After President Joe Biden’s catastrophic debate performance Thursday, a number of top Democratic donors are expressing anxiety to the White House, and many commentators — including the editorial board of The New York Times — have called for him to end his candidacy for the White House and allow another Democrat to replace him.
But those closest to the president disagree. Biden’s family has reportedly encouraged him to stay in the race. His aides have rallied behind him and are pushing back aggressively against questions about his physical and cognitive fitness for 2024. This pushback campaign at times has gone beyond firmly executed damage control and evolved into arrogant dismissals of a vital conversation. “The bedwetting brigade is calling for Joe Biden to ‘drop out,’” Robert Flaherty, Biden’s deputy campaign manager, wrote in a campaign email Sunday.
Biden’s family members — who are urging him to stay in the race — are poorly positioned to counsel the president on this matter.
Biden’s inner circle seems more resolute than ever that he still has the juice. But their track record suggests that, at this crucial juncture, they are among the very last people who should be trusted to assess whether Biden should remain in the race.
Biden’s debate performance made it plainly obvious that the president has trouble communicating clearly and coherently; as he struggled to spar with Trump, he frequently spoke almost inaudibly, struggled to remember numbers and policy details and even failed to complete sentences at all. Biden’s behavior tracks with The Wall Street Journal’s reporting in June, based on several sources familiar with Biden meetings, that the president has shown notable lapses in memory and struggled to communicate his ideas. After the debate, Axios, citing current and former Biden aides, reported that Biden appears to have limited hours in the day during which he’s fully engaged. (NBC News has not independently confirmed these reports.)
Whatever the reality behind the scenes, Biden’s recent public appearances have shown a man greatly diminished by age in his ability to communicate — an utterly essential skill for any president. Ultimately his debate performance alone — a stunning decline from just four years ago — has been enough to rattle many people who have been supportive of the Biden presidency and would otherwise love to see him run for another term.

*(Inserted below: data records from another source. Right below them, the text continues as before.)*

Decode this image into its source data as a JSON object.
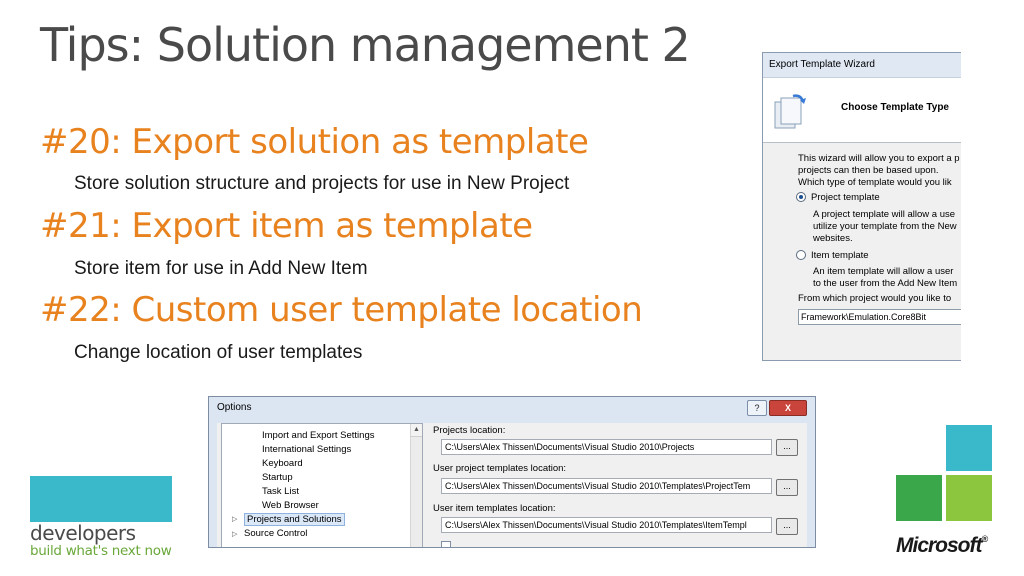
{
  "slide": {
    "title": "Tips: Solution management 2",
    "tips": [
      {
        "heading": "#20: Export solution as template",
        "sub": "Store solution structure and projects for use in New Project"
      },
      {
        "heading": "#21: Export item as template",
        "sub": "Store item for use in Add New Item"
      },
      {
        "heading": "#22: Custom user template location",
        "sub": "Change location of user templates"
      }
    ]
  },
  "wizard": {
    "window_title": "Export Template Wizard",
    "heading": "Choose Template Type",
    "intro_lines": [
      "This wizard will allow you to export a p",
      "projects can then be based upon."
    ],
    "question": "Which type of template would you lik",
    "project_option": "Project template",
    "project_desc": [
      "A project template will allow a use",
      "utilize your template from the New",
      "websites."
    ],
    "item_option": "Item template",
    "item_desc": [
      "An item template will allow a user",
      "to the user from the Add New Item"
    ],
    "from_label": "From which project would you like to",
    "project_select": "Framework\\Emulation.Core8Bit"
  },
  "options": {
    "window_title": "Options",
    "help_btn": "?",
    "close_btn": "X",
    "tree": [
      "Import and Export Settings",
      "International Settings",
      "Keyboard",
      "Startup",
      "Task List",
      "Web Browser",
      "Projects and Solutions",
      "Source Control"
    ],
    "projects_label": "Projects location:",
    "projects_value": "C:\\Users\\Alex Thissen\\Documents\\Visual Studio 2010\\Projects",
    "user_proj_label": "User project templates location:",
    "user_proj_value": "C:\\Users\\Alex Thissen\\Documents\\Visual Studio 2010\\Templates\\ProjectTem",
    "user_item_label": "User item templates location:",
    "user_item_value": "C:\\Users\\Alex Thissen\\Documents\\Visual Studio 2010\\Templates\\ItemTempl",
    "browse": "..."
  },
  "branding": {
    "developers": "developers",
    "tagline": "build what's next now",
    "microsoft": "Microsoft",
    "trademark": "®"
  },
  "colors": {
    "accent_orange": "#e8821e",
    "tile_teal": "#3ab9cb",
    "tile_green_dark": "#3aa84a",
    "tile_green_light": "#8cc63f"
  }
}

It almost goes without saying that Biden’s family members — who are urging him to stay in the race — are poorly positioned to counsel the president on this matter. They of course have a deep personal attachment to Biden and, having seen him age for many years, may be too close to appreciate the full scope and scale of his decline. Like any family, they’re going to find it painful to admit that he has exhausted his ability to fulfill his vocation. They typically see him when he’s more relaxed; they aren’t sitting in on high-stakes negotiations with him. And of course they also have a personal interest in his remaining in the White House, because the presidency confers many unique advantages and opportunities upon a president’s family.
Biden’s inner circle of staffers may also be unusually prone to similar biases. To begin with, like any group of political aides, they have a natural incentive to try to keep the boss’ prospects afloat — and preserve their own power to steer the ship of state. But as The Atlantic’s Franklin Foer, author of a book on Biden’s first two years in office, points out, this dynamic is exacerbated by the fact that Biden’s top aides have all been with him for so long:
The group around President Joe Biden is familial to the core. The newbies in his inner circle have worked for him for 20 years; the veterans have been around since the early ’80s. To his closest advisers, Joe Biden is a figure frozen in time, still the domineering patriarch who dispenses love and throws tantrums. They crave his affection, they navigate his anger, they calibrate their arguments to appeal to his predilections. In the structure that Biden has erected around himself in the White House, he is his own top adviser. … To admit his end is to provoke a crisis in their own professional life. If I’m not whispering in Biden’s ear, then what am I?
Is it possible that some of them harbor private doubts or ambivalence about Biden’s competence? Of course. But in general the “familial” ties that define Biden’s team make it less likely they will confront Biden with hard conversations.
The people who are most likely to be able to move the needle are not in the White House but outside it. If Biden were to step down, it most likely would require former Democratic presidents, Democratic leaders in Congress and other top Democratic elites to come out in concert against Biden. These are players who are better positioned to put the interest of the party first and are less likely to be compromised by self-interest or emotional ties. So far, we’re very far from anything like that happening. Regardless of where you stand on the question of whether Biden should step down on a strategic level, it should be clear that he should be getting advice from those best qualified to offer it — and those closest to him do not fall in that category.